The lockdown has especially hit the poor children in rural areas the hardest. For some children, the only source of food and nutrition in the entire day, the Mid Day Meals that are provided free of cost in certain schools, ceased to be provided as schools were closed. The Mid Day Meal scheme is in place to uplift nutritional standards among children and to ensure attendance and enrolment of children in schools. The Central Human Resource Development (HRD) ministry directed states to ensure that students received their Mid-day meals or alternatively cash but due to lockdown and covid restrictions and the vastness of areas and students to be covered, the efforts did not see success.

Children are going through a difficult phase mentally as well. One 15-year-old student from Mumbai, Teesta Bhattacharya says, “It doesn’t feel like you’re learning anything. It’s been self-study. You don’t study at school anymore. You just sit there and listen to the teacher. Everybody has burned out and there’s really no mental health counseling happening.” She cites an incident where a classmate left the online class in tears when the teacher shared news of that student’s father’s demise to the class. She said that the students who lost loved ones got little to no time to process their trauma and had to return back to join classes as if nothing had happened. The teachers and parents both have also faced challenges. They had to learn using technologies they had never used like making PowerPoint presentations or using video conferencing apps. The parents have to manage their children who are throughout at home and who need constant engagement and to counter those parents have used methods which may not be best for children.

Education expert Meeta Sengupta says: “Once you have online learning, there’s no such concept as the ‘backbench’. Introverts, those who are neurodiverse, and those who are, sort of, condemned to being ‘backbenchers’ have actually done better because they are in their comfort zones and because they have been protected from a lot of bullying and a lot of the triggers that happened in an ordinary school. Teachers have started giving equal attention. Psychologically that means some students who would not ordinarily have been encouraged to be so engaged in their lessons have actually done a little bit better because they’ve all received almost equal encouragement.” The students while remaining at home have also got extra time which they have used to explore several hobbies like cooking, gardening, painting, singing, etc, engaged in topics of their own liking and learned new things which they may not have if their schools were running as usual.

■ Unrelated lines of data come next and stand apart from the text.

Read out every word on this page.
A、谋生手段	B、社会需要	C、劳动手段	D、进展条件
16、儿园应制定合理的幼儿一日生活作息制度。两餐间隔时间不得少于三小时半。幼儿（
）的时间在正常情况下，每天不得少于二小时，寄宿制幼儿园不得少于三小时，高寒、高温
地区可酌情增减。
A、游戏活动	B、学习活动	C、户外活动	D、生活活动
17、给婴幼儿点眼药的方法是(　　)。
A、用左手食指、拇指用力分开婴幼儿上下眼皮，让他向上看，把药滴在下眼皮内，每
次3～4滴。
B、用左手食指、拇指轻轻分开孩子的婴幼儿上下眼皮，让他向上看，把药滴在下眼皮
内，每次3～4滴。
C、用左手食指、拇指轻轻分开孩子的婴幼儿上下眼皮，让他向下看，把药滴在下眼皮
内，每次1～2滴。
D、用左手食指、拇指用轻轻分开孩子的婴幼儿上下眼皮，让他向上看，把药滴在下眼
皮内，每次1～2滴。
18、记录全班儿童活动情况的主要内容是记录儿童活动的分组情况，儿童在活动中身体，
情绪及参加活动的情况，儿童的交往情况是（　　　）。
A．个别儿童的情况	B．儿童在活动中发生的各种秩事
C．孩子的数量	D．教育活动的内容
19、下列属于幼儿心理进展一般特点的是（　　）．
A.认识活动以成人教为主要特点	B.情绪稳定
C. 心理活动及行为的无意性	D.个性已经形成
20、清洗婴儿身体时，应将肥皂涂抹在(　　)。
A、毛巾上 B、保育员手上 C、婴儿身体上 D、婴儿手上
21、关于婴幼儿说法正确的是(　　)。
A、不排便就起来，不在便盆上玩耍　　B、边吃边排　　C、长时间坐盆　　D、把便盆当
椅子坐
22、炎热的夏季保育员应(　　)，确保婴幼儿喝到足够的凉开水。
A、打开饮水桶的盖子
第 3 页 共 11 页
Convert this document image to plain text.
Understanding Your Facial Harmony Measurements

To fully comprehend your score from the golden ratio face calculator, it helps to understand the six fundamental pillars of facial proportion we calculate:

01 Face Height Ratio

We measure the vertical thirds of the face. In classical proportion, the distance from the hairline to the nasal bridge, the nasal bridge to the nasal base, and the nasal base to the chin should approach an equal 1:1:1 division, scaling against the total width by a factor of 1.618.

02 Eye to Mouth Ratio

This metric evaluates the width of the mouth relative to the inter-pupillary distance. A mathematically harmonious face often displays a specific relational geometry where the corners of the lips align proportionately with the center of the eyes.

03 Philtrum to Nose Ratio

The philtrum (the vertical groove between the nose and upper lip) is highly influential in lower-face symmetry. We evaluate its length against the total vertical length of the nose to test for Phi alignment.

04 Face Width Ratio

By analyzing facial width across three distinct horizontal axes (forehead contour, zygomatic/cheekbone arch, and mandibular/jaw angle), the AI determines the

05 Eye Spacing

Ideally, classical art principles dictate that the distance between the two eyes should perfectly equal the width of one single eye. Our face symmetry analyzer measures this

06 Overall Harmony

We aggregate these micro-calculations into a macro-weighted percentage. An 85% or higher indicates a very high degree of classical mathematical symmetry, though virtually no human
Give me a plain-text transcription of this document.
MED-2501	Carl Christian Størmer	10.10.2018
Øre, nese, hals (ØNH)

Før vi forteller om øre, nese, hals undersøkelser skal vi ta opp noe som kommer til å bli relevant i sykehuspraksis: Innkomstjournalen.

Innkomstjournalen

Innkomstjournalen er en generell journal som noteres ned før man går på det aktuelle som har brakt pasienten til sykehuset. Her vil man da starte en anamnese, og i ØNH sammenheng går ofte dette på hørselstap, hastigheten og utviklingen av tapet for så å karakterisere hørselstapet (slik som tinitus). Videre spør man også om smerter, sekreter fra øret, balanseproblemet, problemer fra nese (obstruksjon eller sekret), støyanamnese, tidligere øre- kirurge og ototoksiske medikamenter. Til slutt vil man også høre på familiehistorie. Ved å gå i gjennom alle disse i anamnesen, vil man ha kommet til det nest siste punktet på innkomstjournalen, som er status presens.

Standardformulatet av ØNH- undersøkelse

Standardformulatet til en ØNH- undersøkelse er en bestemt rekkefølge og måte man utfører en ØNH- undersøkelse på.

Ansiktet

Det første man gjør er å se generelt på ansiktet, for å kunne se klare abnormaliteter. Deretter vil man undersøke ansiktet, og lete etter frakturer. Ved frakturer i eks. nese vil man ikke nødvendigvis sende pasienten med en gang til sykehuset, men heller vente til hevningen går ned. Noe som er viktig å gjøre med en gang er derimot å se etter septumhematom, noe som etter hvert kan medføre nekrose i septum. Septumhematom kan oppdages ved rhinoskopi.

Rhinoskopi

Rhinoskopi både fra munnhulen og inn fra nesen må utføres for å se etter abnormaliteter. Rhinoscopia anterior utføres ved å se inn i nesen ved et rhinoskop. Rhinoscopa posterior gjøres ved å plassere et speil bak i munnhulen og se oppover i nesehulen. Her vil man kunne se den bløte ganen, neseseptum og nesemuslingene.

She says that children have learned to take control of their own education at home. Otherwise, usually, it is the teachers who are in control and prescribe the curriculum and the manner of its delivery. But she says that overall the school lockdown has had a bad impact on children, especially in their ability to be discovered by friends, and to be vulnerable at play or even in the classroom or in general the emotional and social characteristics that develop with social interactions.

According to UNICEF, the closure of 1.5 million schools in 2020 impacted 247 million children enrolled in elementary and secondary schools. With the 2nd wave death toll still high, schools are not willing to reopen. All India Institute of Medical Science director Dr. Randeep Guleria says that proper vaccination will have a huge role to play in the schools’ reopening. When schools reopen in the distant future, Ms. Sengupta says, educators will have to very gently reintroduce students into habits of shared spaces. She says it will be the responsibility of the teachers to bring the students out of their inner traumas. She says that plans are underway to introduce bridge modules of study on return and should include mentoring students in emotional and social skills as well as addressing the learning loss that resulted due to devolving learning habits. She further points out the problem of learning lag. She says the exploration and discovery which used to happen in the safe space of classrooms has been lacking in online mode which will need resolution.